Figure 2: Seventh-graders sitting on the floor doing homework
Photo by Allison Shelly for EDUimages
How will you respond when some students don’t learn? What will you do when that cell phone is out or that ear bud is in?
Stack and Vander Els address common teacher concerns to mastery learning, especially that frequently asked question, “How do I handle students who do not hand in work on time?” I like that the authors think about a commitment to student learning means separating grades from behavior (or dispositions). Competency learning by its very nature supports good habits such as task initiation, especially in a project-based learning context where students have choice in how to demonstrate what they know. While Stack and Vander Els recommended not grading late work and only providing students opportunities to hand work in on time, I wondered about other ways of separating the late behavior from the learning that needs to happen. For example, for work that is not submitted on time are Saturday school hours, after school detentions, or silent work lunches better tools? Might these tools help the student carve out time to complete the work as well as serve as a deterrent from submitting work late? One issue that schools might consider in support of equity is co-mingling the notion of after school detentions with after school study hall – in which both are one and the same and give students access to an adult that can help students complete work if necessary. This of course requires students to find a ride home or the school to bus students– no small expense. When we consider that not all students have home support, some are trying to work an almost full-time job, and others have executive functioning deficits juggling competing assignments, the comingling of detention/study hall just makes sense to me.

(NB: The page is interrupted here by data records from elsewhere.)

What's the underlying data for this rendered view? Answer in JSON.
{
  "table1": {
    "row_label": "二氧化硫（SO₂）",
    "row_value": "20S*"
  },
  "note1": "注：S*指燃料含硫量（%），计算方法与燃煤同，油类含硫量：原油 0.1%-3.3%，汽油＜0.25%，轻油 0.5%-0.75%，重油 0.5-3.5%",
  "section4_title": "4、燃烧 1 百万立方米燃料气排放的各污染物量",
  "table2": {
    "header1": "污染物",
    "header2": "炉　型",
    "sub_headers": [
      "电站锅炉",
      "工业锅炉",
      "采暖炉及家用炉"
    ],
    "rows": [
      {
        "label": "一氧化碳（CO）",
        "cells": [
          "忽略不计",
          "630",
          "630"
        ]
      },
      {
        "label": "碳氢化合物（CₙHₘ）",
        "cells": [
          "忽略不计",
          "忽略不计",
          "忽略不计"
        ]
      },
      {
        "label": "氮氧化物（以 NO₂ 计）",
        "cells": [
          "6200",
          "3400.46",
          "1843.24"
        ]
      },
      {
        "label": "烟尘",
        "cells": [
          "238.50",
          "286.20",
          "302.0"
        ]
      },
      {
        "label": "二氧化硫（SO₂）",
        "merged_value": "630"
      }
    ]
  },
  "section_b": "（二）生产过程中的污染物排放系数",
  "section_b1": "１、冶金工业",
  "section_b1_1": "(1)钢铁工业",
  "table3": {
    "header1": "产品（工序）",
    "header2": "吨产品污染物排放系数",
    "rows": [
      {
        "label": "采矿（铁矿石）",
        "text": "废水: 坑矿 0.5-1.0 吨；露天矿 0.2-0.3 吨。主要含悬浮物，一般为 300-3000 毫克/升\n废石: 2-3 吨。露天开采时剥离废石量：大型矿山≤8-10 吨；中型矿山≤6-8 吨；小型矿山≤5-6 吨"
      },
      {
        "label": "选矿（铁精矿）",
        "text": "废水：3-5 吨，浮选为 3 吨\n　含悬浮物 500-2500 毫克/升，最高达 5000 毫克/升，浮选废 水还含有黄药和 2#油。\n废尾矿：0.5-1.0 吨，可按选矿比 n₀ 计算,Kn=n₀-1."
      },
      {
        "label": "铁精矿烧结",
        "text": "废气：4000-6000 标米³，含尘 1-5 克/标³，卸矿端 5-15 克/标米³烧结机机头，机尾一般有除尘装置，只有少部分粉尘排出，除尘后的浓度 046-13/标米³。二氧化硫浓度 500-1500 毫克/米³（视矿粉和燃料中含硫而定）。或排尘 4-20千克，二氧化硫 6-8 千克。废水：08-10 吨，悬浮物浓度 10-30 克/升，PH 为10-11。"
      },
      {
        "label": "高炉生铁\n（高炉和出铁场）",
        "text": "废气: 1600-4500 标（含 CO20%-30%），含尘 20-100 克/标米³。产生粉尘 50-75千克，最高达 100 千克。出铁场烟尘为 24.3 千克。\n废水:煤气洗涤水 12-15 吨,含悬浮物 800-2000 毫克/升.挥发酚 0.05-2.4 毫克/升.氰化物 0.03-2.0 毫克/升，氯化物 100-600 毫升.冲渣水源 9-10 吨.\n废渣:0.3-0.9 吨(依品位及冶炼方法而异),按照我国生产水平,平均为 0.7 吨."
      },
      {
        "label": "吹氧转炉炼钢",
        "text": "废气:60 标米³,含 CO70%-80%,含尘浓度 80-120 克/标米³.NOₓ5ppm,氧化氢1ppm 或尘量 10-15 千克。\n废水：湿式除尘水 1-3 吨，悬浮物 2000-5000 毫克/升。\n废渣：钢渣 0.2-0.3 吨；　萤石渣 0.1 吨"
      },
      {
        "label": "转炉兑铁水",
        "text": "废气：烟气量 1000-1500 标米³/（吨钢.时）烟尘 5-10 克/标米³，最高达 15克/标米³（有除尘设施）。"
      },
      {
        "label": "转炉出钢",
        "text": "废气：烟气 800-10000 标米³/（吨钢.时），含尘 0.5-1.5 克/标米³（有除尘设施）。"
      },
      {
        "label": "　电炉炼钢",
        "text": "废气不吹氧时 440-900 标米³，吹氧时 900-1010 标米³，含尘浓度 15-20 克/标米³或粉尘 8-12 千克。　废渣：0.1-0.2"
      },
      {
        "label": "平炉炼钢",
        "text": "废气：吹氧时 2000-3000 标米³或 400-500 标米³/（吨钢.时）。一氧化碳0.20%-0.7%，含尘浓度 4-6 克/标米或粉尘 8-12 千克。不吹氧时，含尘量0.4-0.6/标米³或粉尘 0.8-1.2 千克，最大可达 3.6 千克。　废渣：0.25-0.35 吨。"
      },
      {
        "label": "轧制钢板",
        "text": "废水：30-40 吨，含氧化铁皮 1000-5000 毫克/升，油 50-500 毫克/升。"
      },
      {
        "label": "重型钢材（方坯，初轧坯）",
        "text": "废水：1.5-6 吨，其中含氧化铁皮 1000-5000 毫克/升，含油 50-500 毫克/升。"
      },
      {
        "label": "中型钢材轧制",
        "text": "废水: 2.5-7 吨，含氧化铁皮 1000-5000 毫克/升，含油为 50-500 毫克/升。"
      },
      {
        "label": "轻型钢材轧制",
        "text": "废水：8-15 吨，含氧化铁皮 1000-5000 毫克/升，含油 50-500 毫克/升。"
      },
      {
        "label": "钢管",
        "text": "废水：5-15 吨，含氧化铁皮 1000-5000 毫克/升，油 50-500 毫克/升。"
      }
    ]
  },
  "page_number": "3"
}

I liked this book because it left me thinking about meaty policy questions. The authors discussed moving students on when proficient, but what does one do with students who are not moving on? Is moving students on when they hit proficiency the right option? Or should students be asked to achieve advanced proficiency to accelerate and move out of the grade? For students who are not moving on, the authors discussed virtual learning makeup sessions and summer school as options. Those are options once a child has failed. What are the staffing considerations for students who are not moving forward during the year? The authors noted that schools must develop a schedule to provide students extra, supplemental instruction. Easier said than done, and it likely requires we set aside time for remediation, enrichment, and practicing the social-emotional skills students need to foster as independent learners.
Almost every decision we make to support and accelerate student learning can be centered in the authors’ two fundamental vision questions.
- What is our commitment to each child’s learning?
- How will we respond when some students don’t learn?
Making decisions from the lens of these two questions surely will help us innovate and better serve students!